LRU cache for ~=

Tue Oct 20 07:05:42 PDT 2009

On Mon, 19 Oct 2009 22:37:26 -0400, dsimcha <dsimcha at yahoo.com> wrote:

> == Quote from Andrei Alexandrescu (SeeWebsiteForEmail at erdani.org)'s  
> article
>> dsimcha wrote:
>> > == Quote from Andrei Alexandrescu (SeeWebsiteForEmail at erdani.org)'s  
>> article
>> >> dsimcha wrote:
>> >>> == Quote from Andrei Alexandrescu (SeeWebsiteForEmail at erdani.org)'s  
>> article
>> >>>> dsimcha wrote:
>> >>>>> Started playing w/ the implementation a little and I see a  
>> problem.  What
> about
>> >>>>> the garbage collector?  There are two possibilities:
>> >>>> [snip]
>> >>>>> The only possible solutions I see would be to have the GC know  
>> everything
> about
>> >>>>> the LRU cache and evict stale entries (probably slows down GC a  
>> lot, a
> huge PITA
>> >>>>> to implement, couples things that shouldn't be tightly coupled),  
>> or clear the
>> >>>>> cache every time GC is run (probably would make appending so slow  
>> as to
>> > defeat the
>> >>>>> purpose of having the cache).
>> >>>> I think GC.collect may simply evict the entire cache. The  
>> collection
>> >>>> cycle costs so much, the marginal cost of losing cached  
>> information is
>> >>>> lost in the noise.
>> >>>> Andrei
>> >>> But then you have to copy the whole array again, likely triggering  
>> another GC if
>> >>> the array is large.  Then things really get ugly as, for all  
>> practical purposes,
>> >>> you've completely done away with the cache.
>> >> This happens whether or not a cache is in use.
>> >> Andrei
>> >
>> > But the array isn't guaranteed to get reallocated immediately after  
>> *every* GC
>> > run.  If you're appending to a huge array, the GC will likely run  
>> several times
>> > while you're appending, leading to several unnecessary reallocations.
>> I don't think I understand this.
>> 1. Request for an append comes that runs out of memory
>> 2. GC runs and clears memory
>> 3. Array is reallocated and the capacity cached.
>> No?
>
> This is entirely correct.
>
>> > Each of
>> > those unnecessary reallocations will increase the memory footprint of  
>> your
>> > program, possibly triggering another GC run and wiping out your cache  
>> again in
>> > short order, until, for sufficiently large arrays,
>> >
>> > a ~= b;
>> >
>> > is almost equivalent to
>> >
>> > a = a ~ b;
>> I don't understand how the cache makes that all worse.
>> Andrei
>
> The cache doesn't make anything *worse* than with no cache.  The only  
> point I'm
> trying to make is that, for large arrays, if the GC clears the cache  
> every time it
> runs, things would start to get *almost as bad as* having no cache  
> because the
> copy operations become expensive and the GC may run frequently.
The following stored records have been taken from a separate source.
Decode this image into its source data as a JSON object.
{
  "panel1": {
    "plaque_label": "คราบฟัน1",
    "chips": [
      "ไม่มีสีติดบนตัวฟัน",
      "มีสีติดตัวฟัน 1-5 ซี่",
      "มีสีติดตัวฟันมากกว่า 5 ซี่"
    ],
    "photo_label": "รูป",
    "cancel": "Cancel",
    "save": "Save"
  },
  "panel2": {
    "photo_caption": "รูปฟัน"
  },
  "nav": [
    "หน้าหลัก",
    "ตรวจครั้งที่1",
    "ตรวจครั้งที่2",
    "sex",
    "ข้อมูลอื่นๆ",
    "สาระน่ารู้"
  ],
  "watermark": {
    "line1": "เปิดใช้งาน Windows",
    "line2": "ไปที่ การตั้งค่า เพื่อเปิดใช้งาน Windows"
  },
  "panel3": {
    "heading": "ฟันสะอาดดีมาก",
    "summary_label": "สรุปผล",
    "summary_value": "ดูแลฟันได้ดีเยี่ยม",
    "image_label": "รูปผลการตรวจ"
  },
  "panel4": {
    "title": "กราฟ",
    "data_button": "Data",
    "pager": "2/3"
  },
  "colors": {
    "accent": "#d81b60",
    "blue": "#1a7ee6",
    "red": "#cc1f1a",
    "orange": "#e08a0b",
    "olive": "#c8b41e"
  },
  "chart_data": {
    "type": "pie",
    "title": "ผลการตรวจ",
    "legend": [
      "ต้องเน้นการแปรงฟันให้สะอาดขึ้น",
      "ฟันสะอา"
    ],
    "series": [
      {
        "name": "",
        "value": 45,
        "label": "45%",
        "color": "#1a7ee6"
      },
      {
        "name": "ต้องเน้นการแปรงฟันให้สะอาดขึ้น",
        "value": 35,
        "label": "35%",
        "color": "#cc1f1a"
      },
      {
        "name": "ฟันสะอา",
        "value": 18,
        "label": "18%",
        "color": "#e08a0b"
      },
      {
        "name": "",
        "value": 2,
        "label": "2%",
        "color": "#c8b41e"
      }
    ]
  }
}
The cache can't be "cleared" every time, or else you might as well only  
keep one LRU entry:

int[] twos, threes;

for(int i = 1; i < 10000; i++)
{
   twos ~= i * 2;
   threes ~= i * 3;
}

At some point, twos or threes needs an allocation triggering a collection,  
and that clears the cache, making the other array need an allocation,  
clearing the cache, etc.

I'd think you only want to clear the entries affected by the collection.

-Steve